The company will first launch a premium version of its upcoming Polestar 3 SUV in mid-2024, starting at roughly $84,000, but that price point would surpass the $80,000 threshold for SUVs to qualify for the credit, Yahoo Finance reported. To take advantage of the tax credits, Polestar plans to launch a cheaper variant with fewer amenities soon after production begins. (RELATED: Biden-Backed Battery Plant Relies On Tech From CCP-Led Chinese Firm)
The Biden administration has made competition with China a priority as relations between the two nations have soured in recent months. While IRA tax credits do not directly finance the Chinese conglomerate, the administration expects that tax credits will help sales of qualifying vehicles — such as the upcoming Polestar 3 variant.
“These commitments are part of President Biden’s Investing in America agenda to spur domestic manufacturing, strengthen supply chains, boost U.S. competitiveness and create good-paying jobs,” reads a White House fact sheet. The statement continues, arguing that the IRA “adds and expands tax credits for purchases of new and used EVs—helping bring the benefits of clean energy to communities across the nation.”

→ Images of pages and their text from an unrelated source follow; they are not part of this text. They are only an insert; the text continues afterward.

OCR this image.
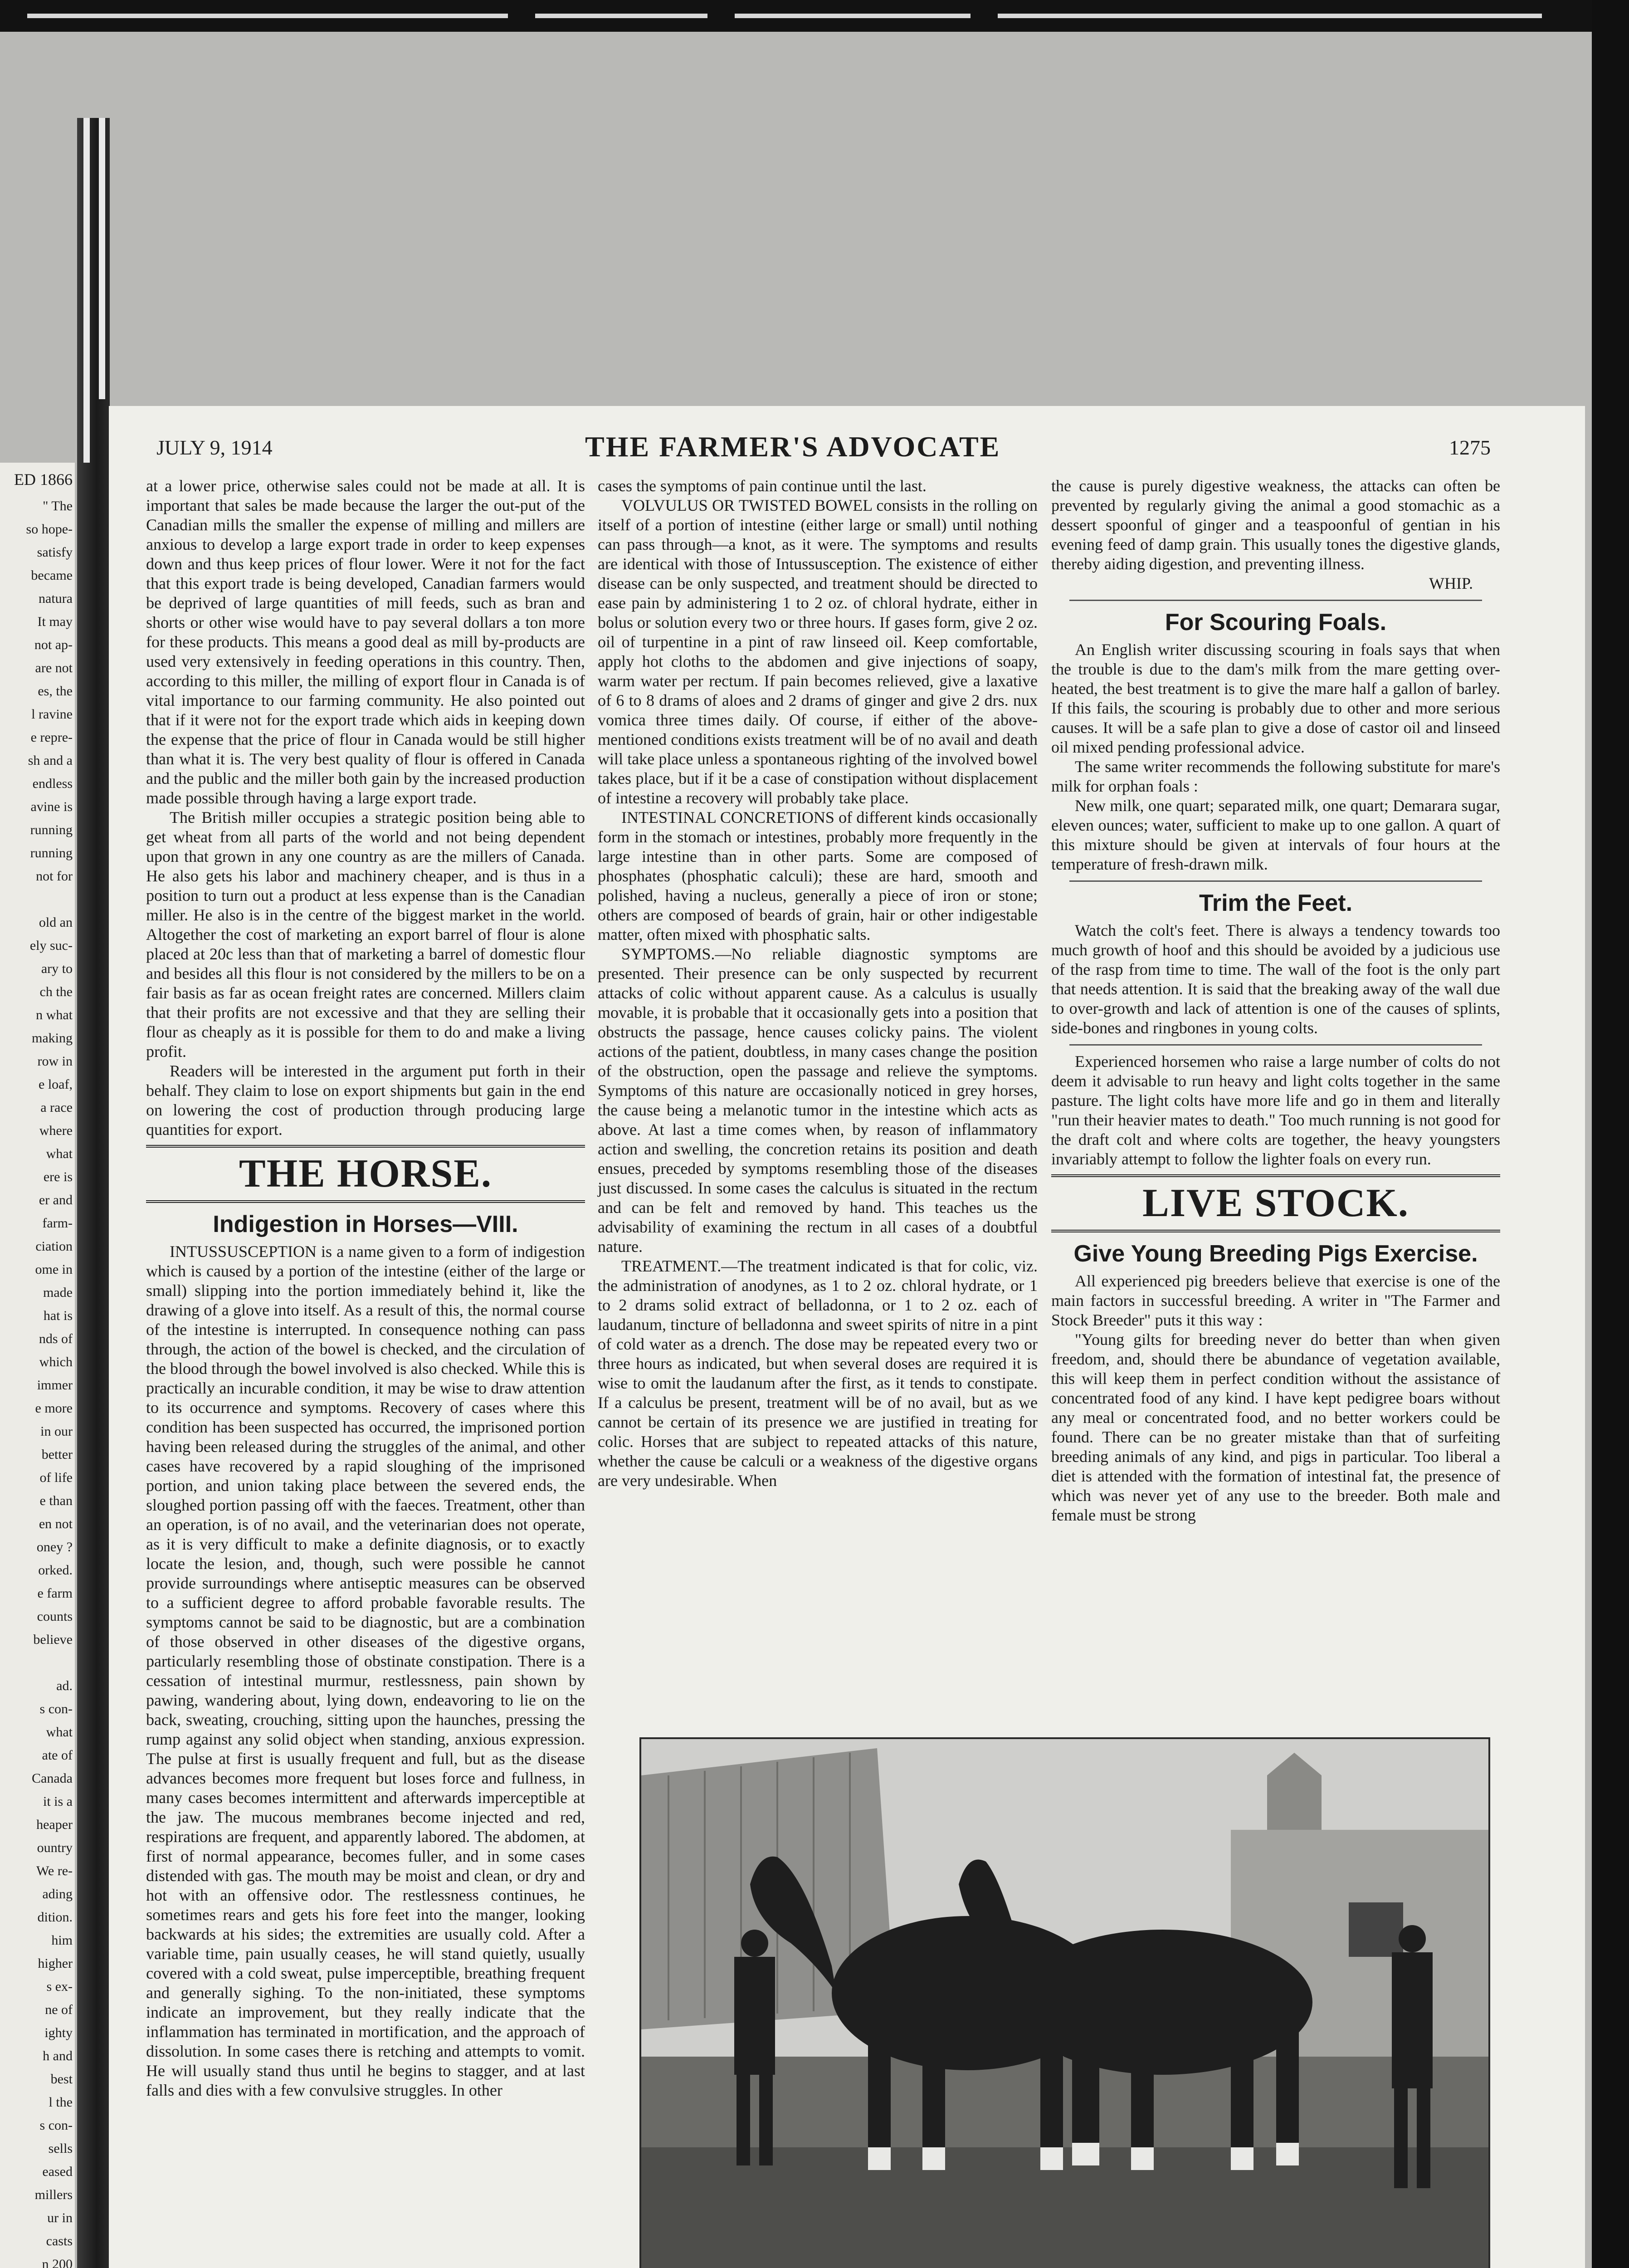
ED 1866
" The
so hope-
satisfy
became
natura
It may
not ap-
are not
es, the
l ravine
e repre-
sh and a
endless
avine is
running
running
not for
old an
ely suc-
ary to
ch the
n what
making
row in
e loaf,
a race
where
what
ere is
er and
farm-
ciation
ome in
made
hat is
nds of
which
immer
e more
in our
better
of life
e than
en not
oney ?
orked.
e farm
counts
believe
ad.
s con-
what
ate of
Canada
it is a
heaper
ountry
We re-
ading
dition.
him
higher
s ex-
ne of
ighty
h and
best
l the
s con-
sells
eased
millers
ur in
casts
n 200
JULY 9, 1914	THE FARMER'S ADVOCATE	1275

at a lower price, otherwise sales could not be made at all. It is important that sales be made because the larger the out-put of the Canadian mills the smaller the expense of milling and millers are anxious to develop a large export trade in order to keep expenses down and thus keep prices of flour lower. Were it not for the fact that this export trade is being developed, Canadian farmers would be deprived of large quantities of mill feeds, such as bran and shorts or other wise would have to pay several dollars a ton more for these products. This means a good deal as mill by-products are used very extensively in feeding operations in this country. Then, according to this miller, the milling of export flour in Canada is of vital importance to our farming community. He also pointed out that if it were not for the export trade which aids in keeping down the expense that the price of flour in Canada would be still higher than what it is. The very best quality of flour is offered in Canada and the public and the miller both gain by the increased production made possible through having a large export trade.

The British miller occupies a strategic position being able to get wheat from all parts of the world and not being dependent upon that grown in any one country as are the millers of Canada. He also gets his labor and machinery cheaper, and is thus in a position to turn out a product at less expense than is the Canadian miller. He also is in the centre of the biggest market in the world. Altogether the cost of marketing an export barrel of flour is alone placed at 20c less than that of marketing a barrel of domestic flour and besides all this flour is not considered by the millers to be on a fair basis as far as ocean freight rates are concerned. Millers claim that their profits are not excessive and that they are selling their flour as cheaply as it is possible for them to do and make a living profit.

Readers will be interested in the argument put forth in their behalf. They claim to lose on export shipments but gain in the end on lowering the cost of production through producing large quantities for export.

THE HORSE.
Indigestion in Horses—VIII.

INTUSSUSCEPTION is a name given to a form of indigestion which is caused by a portion of the intestine (either of the large or small) slipping into the portion immediately behind it, like the drawing of a glove into itself. As a result of this, the normal course of the intestine is interrupted. In consequence nothing can pass through, the action of the bowel is checked, and the circulation of the blood through the bowel involved is also checked. While this is practically an incurable condition, it may be wise to draw attention to its occurrence and symptoms. Recovery of cases where this condition has been suspected has occurred, the imprisoned portion having been released during the struggles of the animal, and other cases have recovered by a rapid sloughing of the imprisoned portion, and union taking place between the severed ends, the sloughed portion passing off with the faeces. Treatment, other than an operation, is of no avail, and the veterinarian does not operate, as it is very difficult to make a definite diagnosis, or to exactly locate the lesion, and, though, such were possible he cannot provide surroundings where antiseptic measures can be observed to a sufficient degree to afford probable favorable results. The symptoms cannot be said to be diagnostic, but are a combination of those observed in other diseases of the digestive organs, particularly resembling those of obstinate constipation. There is a cessation of intestinal murmur, restlessness, pain shown by pawing, wandering about, lying down, endeavoring to lie on the back, sweating, crouching, sitting upon the haunches, pressing the rump against any solid object when standing, anxious expression. The pulse at first is usually frequent and full, but as the disease advances becomes more frequent but loses force and fullness, in many cases becomes intermittent and afterwards imperceptible at the jaw. The mucous membranes become injected and red, respirations are frequent, and apparently labored. The abdomen, at first of normal appearance, becomes fuller, and in some cases distended with gas. The mouth may be moist and clean, or dry and hot with an offensive odor. The restlessness continues, he sometimes rears and gets his fore feet into the manger, looking backwards at his sides; the extremities are usually cold. After a variable time, pain usually ceases, he will stand quietly, usually covered with a cold sweat, pulse imperceptible, breathing frequent and generally sighing. To the non-initiated, these symptoms indicate an improvement, but they really indicate that the inflammation has terminated in mortification, and the approach of dissolution. In some cases there is retching and attempts to vomit. He will usually stand thus until he begins to stagger, and at last falls and dies with a few convulsive struggles. In other

cases the symptoms of pain continue until the last.

VOLVULUS OR TWISTED BOWEL consists in the rolling on itself of a portion of intestine (either large or small) until nothing can pass through—a knot, as it were. The symptoms and results are identical with those of Intussusception. The existence of either disease can be only suspected, and treatment should be directed to ease pain by administering 1 to 2 oz. of chloral hydrate, either in bolus or solution every two or three hours. If gases form, give 2 oz. oil of turpentine in a pint of raw linseed oil. Keep comfortable, apply hot cloths to the abdomen and give injections of soapy, warm water per rectum. If pain becomes relieved, give a laxative of 6 to 8 drams of aloes and 2 drams of ginger and give 2 drs. nux vomica three times daily. Of course, if either of the above-mentioned conditions exists treatment will be of no avail and death will take place unless a spontaneous righting of the involved bowel takes place, but if it be a case of constipation without displacement of intestine a recovery will probably take place.

INTESTINAL CONCRETIONS of different kinds occasionally form in the stomach or intestines, probably more frequently in the large intestine than in other parts. Some are composed of phosphates (phosphatic calculi); these are hard, smooth and polished, having a nucleus, generally a piece of iron or stone; others are composed of beards of grain, hair or other indigestable matter, often mixed with phosphatic salts.

SYMPTOMS.—No reliable diagnostic symptoms are presented. Their presence can be only suspected by recurrent attacks of colic without apparent cause. As a calculus is usually movable, it is probable that it occasionally gets into a position that obstructs the passage, hence causes colicky pains. The violent actions of the patient, doubtless, in many cases change the position of the obstruction, open the passage and relieve the symptoms. Symptoms of this nature are occasionally noticed in grey horses, the cause being a melanotic tumor in the intestine which acts as above. At last a time comes when, by reason of inflammatory action and swelling, the concretion retains its position and death ensues, preceded by symptoms resembling those of the diseases just discussed. In some cases the calculus is situated in the rectum and can be felt and removed by hand. This teaches us the advisability of examining the rectum in all cases of a doubtful nature.

TREATMENT.—The treatment indicated is that for colic, viz. the administration of anodynes, as 1 to 2 oz. chloral hydrate, or 1 to 2 drams solid extract of belladonna, or 1 to 2 oz. each of laudanum, tincture of belladonna and sweet spirits of nitre in a pint of cold water as a drench. The dose may be repeated every two or three hours as indicated, but when several doses are required it is wise to omit the laudanum after the first, as it tends to constipate. If a calculus be present, treatment will be of no avail, but as we cannot be certain of its presence we are justified in treating for colic. Horses that are subject to repeated attacks of this nature, whether the cause be calculi or a weakness of the digestive organs are very undesirable. When

the cause is purely digestive weakness, the attacks can often be prevented by regularly giving the animal a good stomachic as a dessert spoonful of ginger and a teaspoonful of gentian in his evening feed of damp grain. This usually tones the digestive glands, thereby aiding digestion, and preventing illness.

WHIP.
For Scouring Foals.

An English writer discussing scouring in foals says that when the trouble is due to the dam's milk from the mare getting over-heated, the best treatment is to give the mare half a gallon of barley. If this fails, the scouring is probably due to other and more serious causes. It will be a safe plan to give a dose of castor oil and linseed oil mixed pending professional advice.

The same writer recommends the following substitute for mare's milk for orphan foals :

New milk, one quart; separated milk, one quart; Demarara sugar, eleven ounces; water, sufficient to make up to one gallon. A quart of this mixture should be given at intervals of four hours at the temperature of fresh-drawn milk.

Trim the Feet.

Watch the colt's feet. There is always a tendency towards too much growth of hoof and this should be avoided by a judicious use of the rasp from time to time. The wall of the foot is the only part that needs attention. It is said that the breaking away of the wall due to over-growth and lack of attention is one of the causes of splints, side-bones and ringbones in young colts.

Experienced horsemen who raise a large number of colts do not deem it advisable to run heavy and light colts together in the same pasture. The light colts have more life and go in them and literally "run their heavier mates to death." Too much running is not good for the draft colt and where colts are together, the heavy youngsters invariably attempt to follow the lighter foals on every run.

LIVE STOCK.
Give Young Breeding Pigs Exercise.

All experienced pig breeders believe that exercise is one of the main factors in successful breeding. A writer in "The Farmer and Stock Breeder" puts it this way :

"Young gilts for breeding never do better than when given freedom, and, should there be abundance of vegetation available, this will keep them in perfect condition without the assistance of concentrated food of any kind. I have kept pedigree boars without any meal or concentrated food, and no better workers could be found. There can be no greater mistake than that of surfeiting breeding animals of any kind, and pigs in particular. Too liberal a diet is attended with the formation of intestinal fat, the presence of which was never yet of any use to the breeder. Both male and female must be strong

The more expensive Polestar 3 variant could still qualify for the $7,500 tax credit through a provision that allows some leased electric vehicles to qualify for the credit regardless of country of origin or cost, Yahoo Finance reported. Foreign automakers lobbied heavily for this exemption, and some analysts expect it to make leasing the primary way U.S. consumers acquire electric vehicles, at least in the near future, Bloomberg reported.
“It will be a big milestone for our brand,” Polestar CEO Thomas Ingenlath said in a 2021 interview with CNBC, referring to the South Carolina factory. “The expression of the car will be so much Polestar and show where our brand is going in the future ahead.”
Geely chairman Li Shufu is a rare Chinese business leader who does not have membership in the Chinese Communist Party, but does serve as a member of the 14th National Committee of the Chinese People’s Political Consultative Conference (CPPCC), which describes itself as a “national political consultative body” advising the Chinese government. The firm’s $1.8 billion purchase of Volvo from Ford in 2010 was largely financed by low-interest loans from a trio of Chinese cities, where the company would eventually locate a pair of factories and a technology center, according to Reuters.
Chinese electric vehicle firms have increasingly been making progress in both Europe and the U.S., leveraging their sheer dominance in mineral supply chains and technical know-how in electrical vehicles to muscle into Western markets, Politico reported on Monday. Roughly 5.4 million electric vehicles, around two-thirds of the global total, were registered in China last year, and 19% of all cars sold in China last year were fully electric.
Chinese automakers “are leveraging their specific product know-how over incumbent European brands that employ a lot of people to make engines,” an anonymous auto manager told Politico. “[Volkswagen] would need to lay off half its staff” to meet the efficiency of its Chinese competitors, the manager added.
Several major clean energy projects — particularly in battery manufacturing and power generation — looking to take advantage of IRA tax credits rely on Chinese technology or intellectual property.
Geely, Polestar and The White House did not immediately respond to the Daily Caller News Foundation’s request for comment.